Buried Below The Skin.
My take on the Roy Underhill / Chris Schwarz nail cabinet is done and hanging on the wall of the winter shop. The ending of a project is always a curious time. You're simply too close to be objective, Some things you're proud of and some things you would like to take a lit blowtorch to.
Often after perspective settles in those things are not as sharp in either direction and some time spent with a piece lets you mellow as it grows into it's old skin.
At this moment, I can't say I really like it. It's over the top and folk arty in a ballistically bombastic way. Once I started down the path I figured in for a penny, in for a pound and pushed it as far as I could. That exploration I'm a little proud of, with or without the technical misses. It's the technical misses that always kill me in the end.
When I built my new work bench this past autumn I decided to add a little bit of flair with a small amount of dot and dart inlay veneer. I decided to repeat this on the nail cabinet.
I wasn't interested in inlaying into the outside of the cabinet. I had plans to milk paint and keep the outside a little rustic to contrast the veneer and parquetry work on the inside. So painting the dot and dart seemed appropriate. That leaves two options for consistency: stencil or stamping. I chose stamping.
I used some two part silicone mold making material to build a flat block and some sharp razors to relieve the simple design from the blocks. I brushed the stamp with black tempera and made the marks around the cabinet. Working back in with a brush to crisp up the lines and cover big voids.
The effect in the end worked out just like I wanted. Once the blue milk paint and black stamps had a couple coats of shellac the look was very nice. I will have to repeat this finish again.
The beginning concept I worked from on this cabinet was to have a stark difference from the outside of the cabinet to the inside. I have a thing about looking inside boxes and behind doors. Museums drive me a little nuts in the fact I can't get a look on the inside of some beautiful work. I like to see the details go all the way through and live more than skin deep.
The veneer work on the drawer fronts is satisfying.
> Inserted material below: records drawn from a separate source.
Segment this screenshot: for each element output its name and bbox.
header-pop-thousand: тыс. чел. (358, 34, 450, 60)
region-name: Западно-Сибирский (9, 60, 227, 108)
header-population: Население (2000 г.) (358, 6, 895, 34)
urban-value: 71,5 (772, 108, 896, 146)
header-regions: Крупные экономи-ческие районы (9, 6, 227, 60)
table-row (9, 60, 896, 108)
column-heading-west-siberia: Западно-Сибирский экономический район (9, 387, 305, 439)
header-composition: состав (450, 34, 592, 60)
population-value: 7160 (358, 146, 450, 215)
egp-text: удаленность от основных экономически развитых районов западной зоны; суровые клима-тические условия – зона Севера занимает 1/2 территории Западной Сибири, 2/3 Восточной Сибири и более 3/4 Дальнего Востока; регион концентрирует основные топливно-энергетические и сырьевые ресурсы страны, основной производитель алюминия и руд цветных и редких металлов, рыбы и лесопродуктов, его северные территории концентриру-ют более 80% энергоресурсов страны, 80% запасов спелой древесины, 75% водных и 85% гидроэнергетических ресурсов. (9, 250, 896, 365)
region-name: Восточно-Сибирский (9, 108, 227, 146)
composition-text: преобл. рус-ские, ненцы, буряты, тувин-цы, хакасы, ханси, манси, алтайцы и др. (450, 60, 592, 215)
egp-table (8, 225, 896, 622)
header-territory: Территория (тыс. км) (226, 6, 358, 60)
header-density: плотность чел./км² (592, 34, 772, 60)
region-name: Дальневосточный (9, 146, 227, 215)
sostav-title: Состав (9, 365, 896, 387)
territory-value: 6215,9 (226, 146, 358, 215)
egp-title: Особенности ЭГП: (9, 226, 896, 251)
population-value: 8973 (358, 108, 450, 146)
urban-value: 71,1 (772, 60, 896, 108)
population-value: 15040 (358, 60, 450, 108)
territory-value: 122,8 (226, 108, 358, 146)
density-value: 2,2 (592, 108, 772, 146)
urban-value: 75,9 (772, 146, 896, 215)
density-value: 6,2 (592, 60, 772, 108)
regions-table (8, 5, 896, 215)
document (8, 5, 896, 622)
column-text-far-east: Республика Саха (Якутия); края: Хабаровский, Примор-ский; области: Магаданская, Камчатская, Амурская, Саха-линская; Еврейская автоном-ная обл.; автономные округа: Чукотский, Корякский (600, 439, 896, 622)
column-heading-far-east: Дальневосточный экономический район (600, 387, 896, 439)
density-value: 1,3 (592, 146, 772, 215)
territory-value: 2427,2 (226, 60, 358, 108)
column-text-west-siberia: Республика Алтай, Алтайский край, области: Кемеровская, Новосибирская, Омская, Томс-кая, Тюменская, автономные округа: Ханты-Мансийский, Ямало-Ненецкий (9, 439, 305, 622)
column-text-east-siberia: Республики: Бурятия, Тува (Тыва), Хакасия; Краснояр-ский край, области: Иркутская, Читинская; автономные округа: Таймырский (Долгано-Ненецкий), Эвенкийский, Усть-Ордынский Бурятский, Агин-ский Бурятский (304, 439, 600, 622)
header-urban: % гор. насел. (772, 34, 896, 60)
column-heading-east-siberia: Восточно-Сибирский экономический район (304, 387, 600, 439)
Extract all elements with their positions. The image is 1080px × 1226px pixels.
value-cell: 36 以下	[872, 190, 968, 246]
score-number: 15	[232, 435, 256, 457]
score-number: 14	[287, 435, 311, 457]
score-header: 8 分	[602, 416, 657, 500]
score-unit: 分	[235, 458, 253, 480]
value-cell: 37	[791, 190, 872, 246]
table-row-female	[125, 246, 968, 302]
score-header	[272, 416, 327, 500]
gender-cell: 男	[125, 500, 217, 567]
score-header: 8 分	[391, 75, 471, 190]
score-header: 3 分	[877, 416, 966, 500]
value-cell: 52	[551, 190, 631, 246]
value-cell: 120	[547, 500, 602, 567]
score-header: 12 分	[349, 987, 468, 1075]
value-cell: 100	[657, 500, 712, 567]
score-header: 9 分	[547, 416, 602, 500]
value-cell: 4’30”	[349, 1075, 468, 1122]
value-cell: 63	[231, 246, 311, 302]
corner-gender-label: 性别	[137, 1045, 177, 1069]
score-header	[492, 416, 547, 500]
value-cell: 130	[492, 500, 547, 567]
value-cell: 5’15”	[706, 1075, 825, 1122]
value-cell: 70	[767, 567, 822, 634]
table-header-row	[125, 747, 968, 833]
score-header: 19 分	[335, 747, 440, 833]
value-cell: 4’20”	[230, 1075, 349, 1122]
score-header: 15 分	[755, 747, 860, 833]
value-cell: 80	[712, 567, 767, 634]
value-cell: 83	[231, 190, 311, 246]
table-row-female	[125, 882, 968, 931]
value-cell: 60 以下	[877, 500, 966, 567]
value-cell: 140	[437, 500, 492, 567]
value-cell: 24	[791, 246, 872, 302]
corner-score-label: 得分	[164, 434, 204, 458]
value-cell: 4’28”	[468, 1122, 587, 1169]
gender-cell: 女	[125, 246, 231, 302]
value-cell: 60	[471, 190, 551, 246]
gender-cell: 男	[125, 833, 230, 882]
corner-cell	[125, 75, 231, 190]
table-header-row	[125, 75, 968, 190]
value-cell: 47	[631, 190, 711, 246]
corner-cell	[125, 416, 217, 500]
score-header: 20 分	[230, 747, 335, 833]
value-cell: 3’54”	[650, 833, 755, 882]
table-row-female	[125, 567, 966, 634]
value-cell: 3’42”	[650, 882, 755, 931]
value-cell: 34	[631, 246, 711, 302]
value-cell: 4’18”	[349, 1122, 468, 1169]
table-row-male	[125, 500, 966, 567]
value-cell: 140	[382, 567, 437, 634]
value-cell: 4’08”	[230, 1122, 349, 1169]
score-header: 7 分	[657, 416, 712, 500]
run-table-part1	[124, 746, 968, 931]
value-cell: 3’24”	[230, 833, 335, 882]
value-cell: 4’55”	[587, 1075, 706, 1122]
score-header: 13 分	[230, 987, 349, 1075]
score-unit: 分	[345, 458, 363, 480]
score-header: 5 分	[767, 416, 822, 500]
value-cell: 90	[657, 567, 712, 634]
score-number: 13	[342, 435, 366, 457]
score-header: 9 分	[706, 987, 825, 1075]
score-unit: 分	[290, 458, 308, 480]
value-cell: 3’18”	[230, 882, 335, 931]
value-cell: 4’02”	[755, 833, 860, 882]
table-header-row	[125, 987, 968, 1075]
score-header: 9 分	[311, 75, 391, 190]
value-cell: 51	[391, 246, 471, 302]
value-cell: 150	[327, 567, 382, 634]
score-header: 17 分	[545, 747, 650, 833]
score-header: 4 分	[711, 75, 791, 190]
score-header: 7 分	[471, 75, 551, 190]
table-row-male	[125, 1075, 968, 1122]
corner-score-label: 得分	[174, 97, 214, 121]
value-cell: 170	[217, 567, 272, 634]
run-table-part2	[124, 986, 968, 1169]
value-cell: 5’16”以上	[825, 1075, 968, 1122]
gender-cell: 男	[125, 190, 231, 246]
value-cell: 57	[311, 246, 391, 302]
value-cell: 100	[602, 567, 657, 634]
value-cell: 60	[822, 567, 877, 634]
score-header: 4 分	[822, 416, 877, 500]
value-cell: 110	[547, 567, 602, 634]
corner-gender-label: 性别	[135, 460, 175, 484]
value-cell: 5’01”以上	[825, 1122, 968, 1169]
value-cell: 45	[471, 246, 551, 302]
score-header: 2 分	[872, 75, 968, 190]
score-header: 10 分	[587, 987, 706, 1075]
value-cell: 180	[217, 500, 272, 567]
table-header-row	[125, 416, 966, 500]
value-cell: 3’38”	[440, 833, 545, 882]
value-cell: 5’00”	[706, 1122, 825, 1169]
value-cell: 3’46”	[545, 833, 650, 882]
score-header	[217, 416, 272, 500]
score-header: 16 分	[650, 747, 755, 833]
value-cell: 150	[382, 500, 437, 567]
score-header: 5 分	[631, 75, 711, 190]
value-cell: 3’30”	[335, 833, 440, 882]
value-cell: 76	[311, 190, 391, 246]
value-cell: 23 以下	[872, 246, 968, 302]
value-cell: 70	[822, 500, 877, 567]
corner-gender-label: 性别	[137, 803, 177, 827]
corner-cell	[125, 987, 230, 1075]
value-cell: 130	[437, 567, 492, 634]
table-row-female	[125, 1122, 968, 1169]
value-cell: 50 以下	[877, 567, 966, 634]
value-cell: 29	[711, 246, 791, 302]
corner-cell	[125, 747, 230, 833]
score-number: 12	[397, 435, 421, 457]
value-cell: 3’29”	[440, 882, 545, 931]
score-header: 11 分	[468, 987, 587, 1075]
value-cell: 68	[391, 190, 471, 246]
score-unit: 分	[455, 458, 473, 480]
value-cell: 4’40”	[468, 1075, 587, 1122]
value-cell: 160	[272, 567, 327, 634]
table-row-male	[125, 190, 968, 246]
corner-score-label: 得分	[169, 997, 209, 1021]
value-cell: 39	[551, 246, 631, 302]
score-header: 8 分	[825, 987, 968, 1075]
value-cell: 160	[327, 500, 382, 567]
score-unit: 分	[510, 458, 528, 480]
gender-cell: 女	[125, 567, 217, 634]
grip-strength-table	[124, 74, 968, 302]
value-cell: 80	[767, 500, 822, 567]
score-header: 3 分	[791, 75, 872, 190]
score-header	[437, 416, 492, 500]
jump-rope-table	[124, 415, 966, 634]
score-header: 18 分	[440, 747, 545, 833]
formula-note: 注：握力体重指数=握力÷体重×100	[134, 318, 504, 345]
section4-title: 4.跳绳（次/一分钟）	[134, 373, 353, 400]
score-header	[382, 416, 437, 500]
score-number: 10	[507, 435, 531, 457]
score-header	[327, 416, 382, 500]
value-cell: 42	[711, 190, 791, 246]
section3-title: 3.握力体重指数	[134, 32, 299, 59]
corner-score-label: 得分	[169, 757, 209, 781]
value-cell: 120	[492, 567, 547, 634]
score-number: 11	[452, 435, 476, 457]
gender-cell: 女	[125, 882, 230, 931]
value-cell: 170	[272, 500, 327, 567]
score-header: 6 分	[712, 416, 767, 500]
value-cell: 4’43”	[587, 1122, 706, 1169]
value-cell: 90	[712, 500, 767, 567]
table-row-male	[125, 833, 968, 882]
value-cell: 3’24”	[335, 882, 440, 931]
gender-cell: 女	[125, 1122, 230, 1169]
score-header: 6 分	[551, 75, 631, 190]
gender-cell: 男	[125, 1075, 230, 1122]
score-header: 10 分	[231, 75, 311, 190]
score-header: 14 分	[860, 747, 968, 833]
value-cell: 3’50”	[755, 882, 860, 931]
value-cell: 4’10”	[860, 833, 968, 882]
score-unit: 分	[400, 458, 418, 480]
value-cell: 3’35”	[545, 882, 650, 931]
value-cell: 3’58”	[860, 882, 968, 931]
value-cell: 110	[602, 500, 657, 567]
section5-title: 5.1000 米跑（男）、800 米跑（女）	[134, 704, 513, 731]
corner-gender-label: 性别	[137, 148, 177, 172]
There are technical misses and mistakes but those things are to be somewhat expected when exploring a new skill set. In the end I don't like the knobs and I may look to replace them with small porcelain pulls at some point in the future.
The parquetry panel in the door was acceptable to me as a first time exploration, mostly on my own with my own assumptions and mistakes. A close look makes some of the problems very evident. I could have dove in to trying to repair these things and mired myself down. Instead I chose to accept how it turned out and move forward.
Several people more experienced than I were kind enough to offer critique and advise on where I went wrong and what I can do to improve. Including a treasured note and email exchange from W. Patrick Edwards, whose work I love. I'm looking forward to the day I win the lottery and can afford to spend time taking classes from the modern masters I admire.
The inlay banding around the panel is also paint. It was a chance to practice some faux techniques used in grain painting. I have a piece I want to build that has these banding techniques and I wanted to give it a shot here. From two feet away it looks great, closer inspection not as much.
In the end I have to thank Chris Schwarz. When he saw my build on instagram he offered to send some Lost Art Press postcards to adorn the inside. I added a couple other post cards of my own to the mix and I'll keep looking myself for things to add in the future.
So this project is done, on the wall and in use. My wife threatens to steal it for inside the house so I have to fill it with nails, screws, and other hardware quickly so it's too heavy to lift off the wall.